Reaction Mixed to Canola Support Measures 


Prairie farm groups are offering mixed reviews of the federal government’s new measures to support Canadian agriculture in the face of ongoing global trade disruptions.  

While the Agricultural Producers Association of Saskatchewan (APAS) welcomed several initiatives, the canola industry voiced sharp disappointment, warning that Ottawa’s package falls short of what is needed. 

Announced by the government Friday, the measures come in the wake of China’s 75.8% anti-dumping duty on imports of Canadian canola seed, and 100% tariffs on imports of canola meal and oil. 

At the heart of the federal government’s plan is a new Biofuels Production Incentive valued at more than $370 million over two years, set to run from January 2026 through December 2027. The program will provide per-litre payments to Canadian producers of biodiesel and renewable diesel, capped at 300 million litres per facility.  

On the financing side, the government is doubling down on supports through the Advance Payments Program (APP). The APP provides low-interest cash advances of up to $1 million, with a portion interest-free. Earlier this year, the interest-free limit was raised to $250,000. To address ongoing volatility, the government is now temporarily doubling that limit to $500,000 for canola producers through the remainder of the 2025 program year and into 2026.  

Recognizing the risks of overdependence on a narrow set of trading partners, Ottawa is also investing in trade diversification. The government will inject an additional $75 million over five years into Agriculture and Agri-Food Canada’s AgriMarketing Program, beginning in 2026-27. 

But the Canola Council of Canada (CCC) and the Canadian Canola Growers Association (CCGA) said the government’s plan underestimates the scale of the challenge and fails to deliver the direct financial support farmers and processors require. China is Canada’s second largest market for canola and canola products with exports to China valued at $4.9 billion in 2024.   

“We are discouraged with the government’s support package for the industry,” said CCC President & CEO Chris Davison. “The measures announced today do not reflect the seriousness of the challenge facing the value chain.”  

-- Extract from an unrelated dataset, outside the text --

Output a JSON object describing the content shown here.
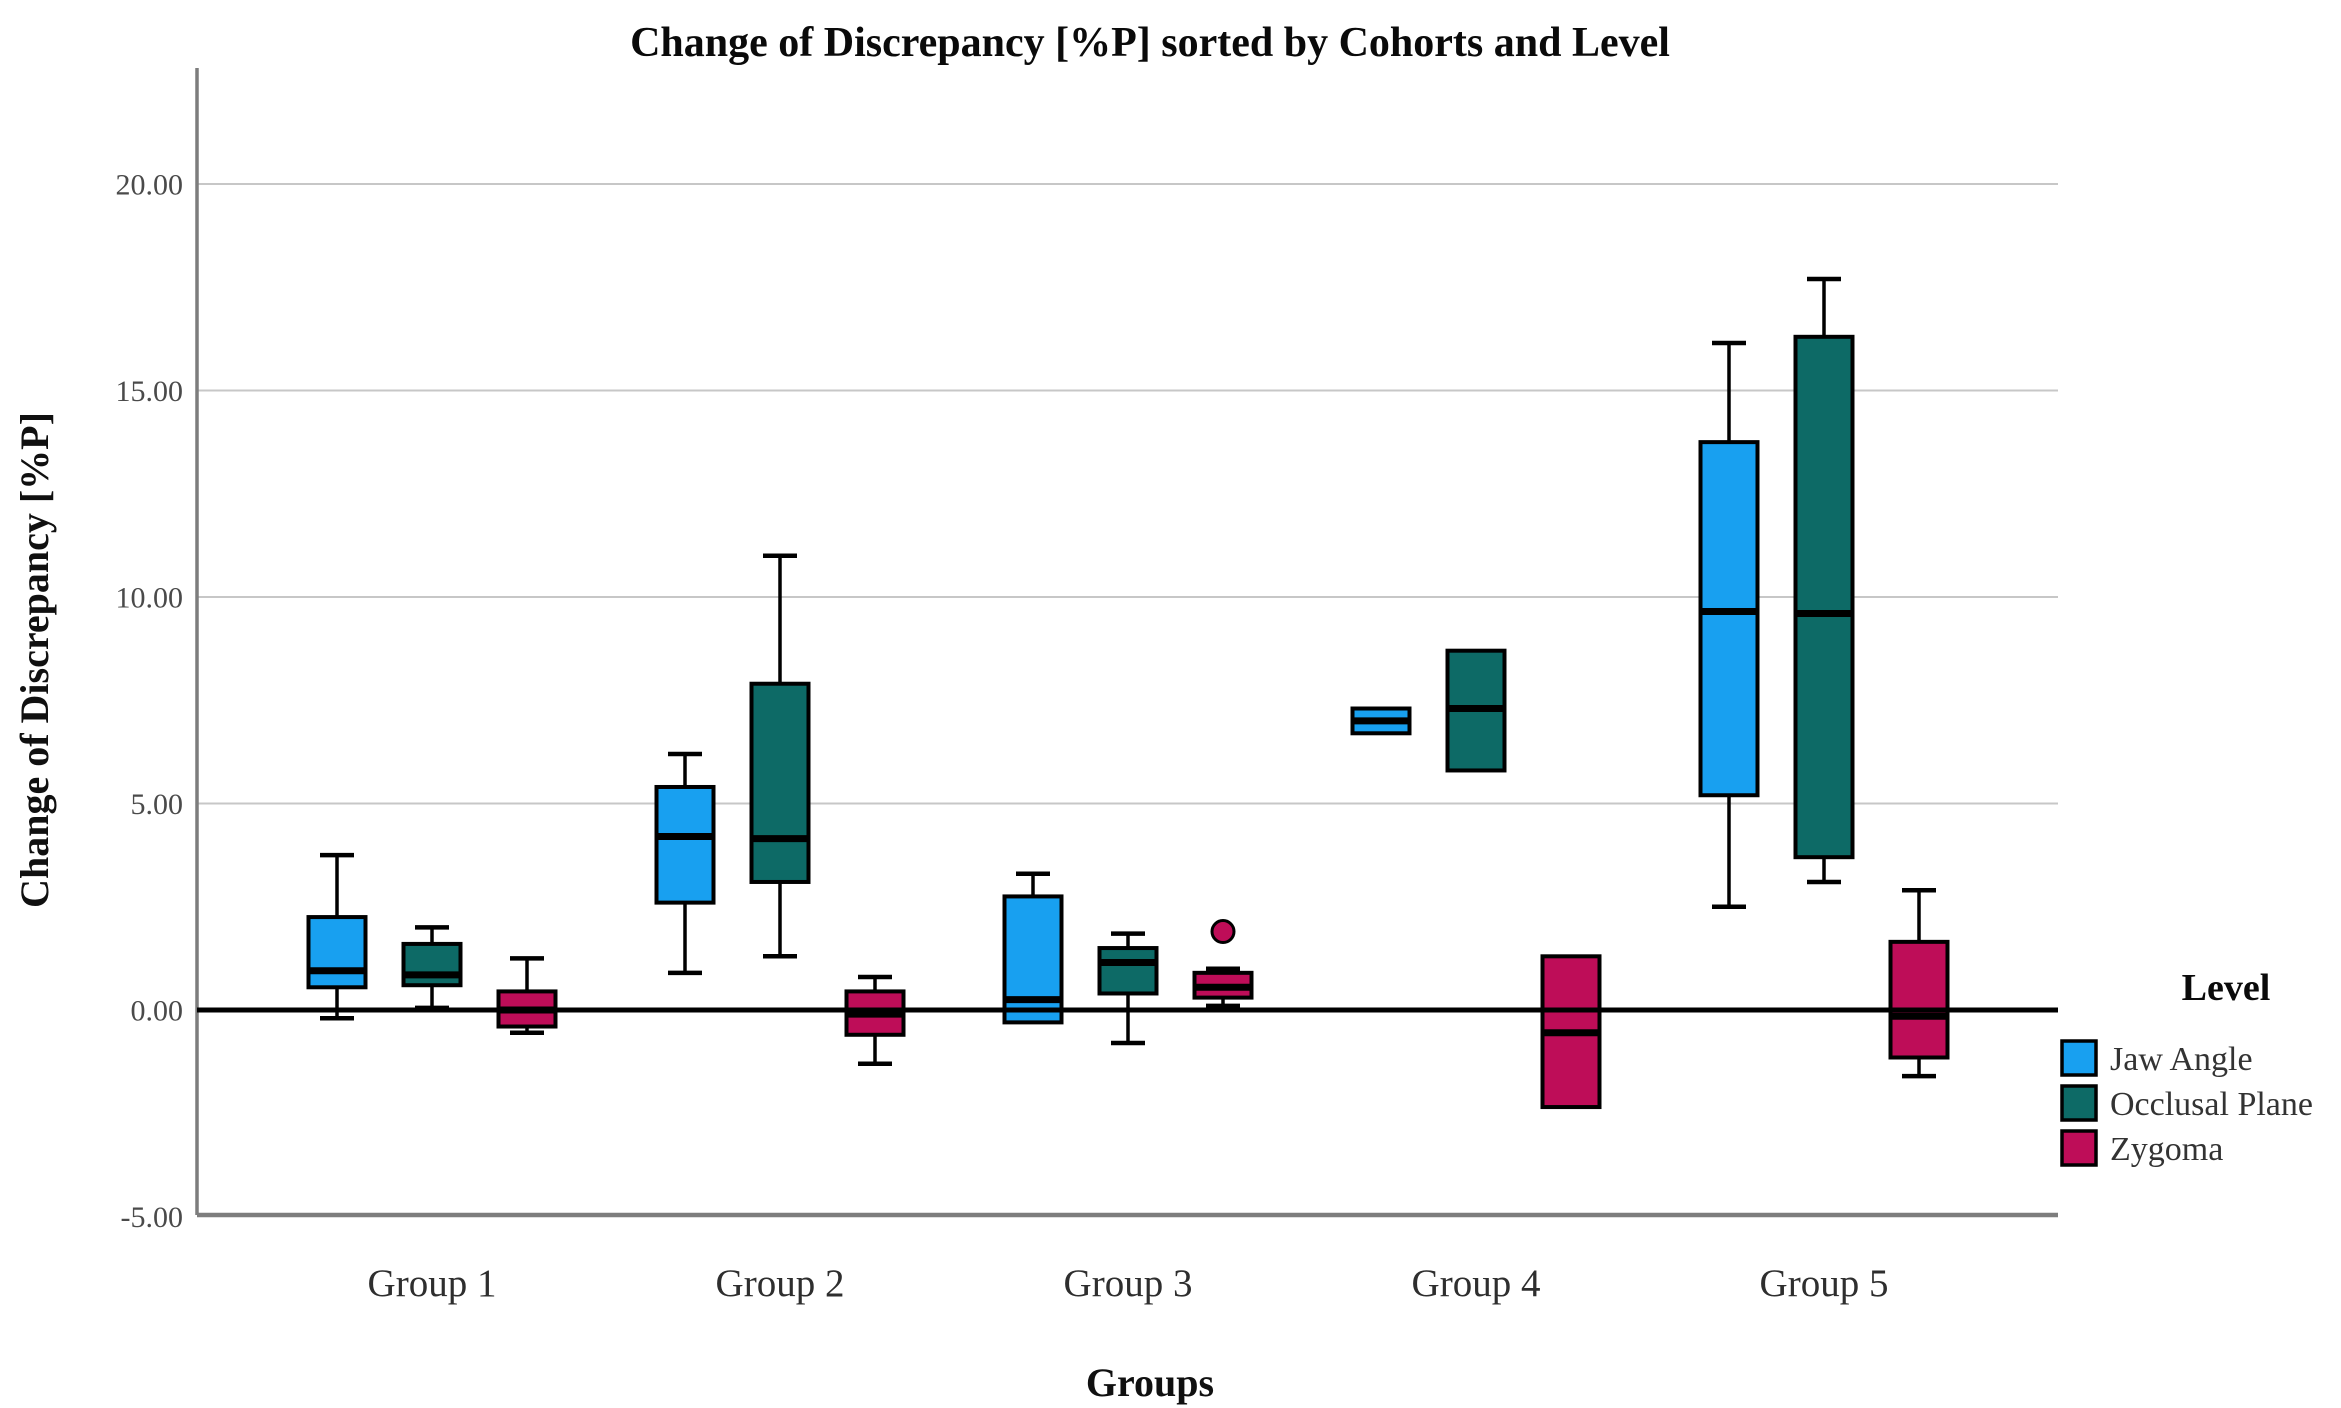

Rick White, CCGA President & CEO, added that “farmers should not be expected to borrow their way out of this situation,” arguing that expanding the Advance Payments Program (APP) does little to address immediate financial stress. 

Industry leaders also criticized the limited impact of new biofuel production incentives and flagged uncertainty surrounding amendments to the Clean Fuel Regulations. In particular, they said the government failed to address the competitive threat posed by foreign used cooking oil (UCO) imports, which displaced the equivalent of nearly one million tonnes of domestic canola demand in 2024. 

On the other hand, APAS described the federal package as a step in the right direction. 

“These are positive and necessary steps forward,” said APAS President Bill Prybylski. “The expanded interest-free Advance Payments limits and AgriMarketing focus on market diversification are critical tools for Saskatchewan farmers dealing with the fallout from global trade disputes.” 

Still, Prybylski warned the measures remain incomplete, especially given the omission of pulse crops, which he described as vital to both farm incomes and sustainable agriculture. Saskatchewan produced 1.5 million tonnes of peas in 2024, but tariffs and weak demand have left farmers with an estimated $150 million in losses.  

“That’s a $150 million hit to farmers and their bottom lines,” Prybylski said. “Ignoring this sector fails to recognize its importance to our economic success and environmental sustainability.” 

APAS also raised concerns that while biofuel incentives may boost canola demand, they do not address the broader need for domestic processing capacity across all commodities.